Européennes : "Je ne veux pas de tambouille", dit l'écologiste Yannick Jadot après le renoncement de Ségolène Royal

Yannick Jadot a assumé, lundi 14 janvier sur France Inter, son refus d’une liste d’union de la gauche qu’il aurait menée avec Ségolène Royal aux prochaines élections européennes, en invoquant “la cohérence et la clarté” des engagements qu’il voulait porter. Un refus qui a pesé dans le choix fait vendredi par l’ancienne ministre de l’Ecologie de ne pas se présenter du tout à cette élection, faute d’avoir pu contribuer à rassembler la gauche modérée et les écologistes.

“Je ne veux pas de tambouille”, a dit Yannick Jadot, qui reproche aux élus de gauche et de droite de faire l’inverse au niveau européen de ce qu’ils disent au niveau national, notamment sur les questions écologiques. “La cohérence, c’est qu’on dise et qu’on fasse à Paris, ce qu’on dit et ce qu’on fait à Bruxelles, a dit Yannick Jadot. Je vois trop de responsables politiques qui défendent le climat à Paris, qui luttent contre le diesel à Paris, qui luttent contre les accords de libre-échange et la malbouffe à Paris, et qui, quand ils sont à Bruxelles et à Strasbourg, font l’inverse.”
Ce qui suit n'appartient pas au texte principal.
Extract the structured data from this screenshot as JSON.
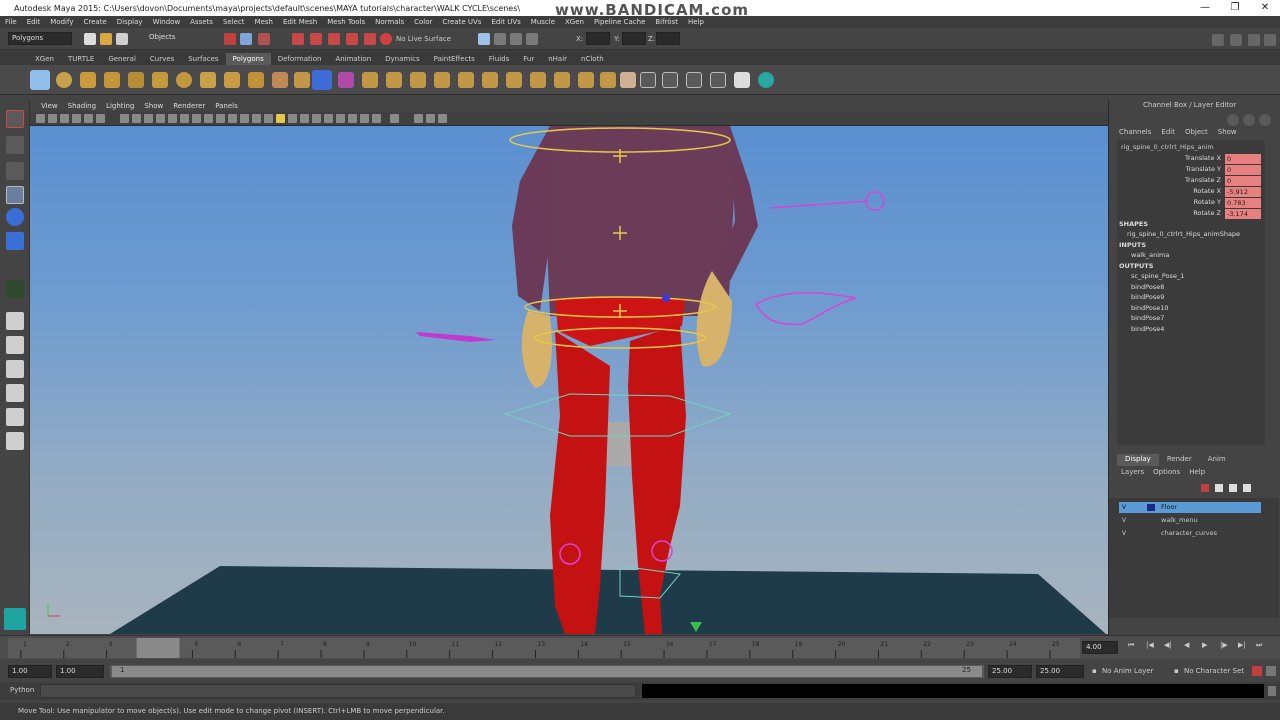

Visant Ségolène Royal, Yannick Jadot a ajouté : “J’ai vu une ministre de l’Environnement dire à Paris qu’elle luttait contre le diesel, et aller défendre à Bruxelles le dépassement par les constructeurs automobiles des normes anti-pollution du diesel. Ce dépassement des normes, c’est 6 000 morts par an à l’échelle européenne. Je ne veux pas de tambouille, je veux de la clarté, je veux de la cohérence, je veux de la sincérité”.

Tous ces gens qui viennent aujourd’hui parler de l’union de la gauche, soit ils veulent sauver leur parti politique, soit ils veulent préparer 2022.

à franceinfo

“On ne peut pas à la fois constater l’affaissement de la démocratie, la défiance vis-à-vis de de l’Europe, et jouer de la confusion”, a dénoncé Yannick Jadot. “Il faut sauver l’Europe, mais on la sauvera avec de la cohérence et de la clarté”, a ajouté le député européen écologiste. “Je veux réunir tous les progressistes et tous les démocrates derrière une liste écologiste. Matteo Salvini [ministre de l’intérieur italien d’extrême droite], il n’est pas tombé du ciel ! Il a été élu, après Matteo Renzi, qui a joué, comme une partie de la gauche ou de la droite française, de cette confusion. Ces nationalistes sont arrivés au pouvoir parce qu’il n’y avait pas de politique sérieuse, cohérente, claire”.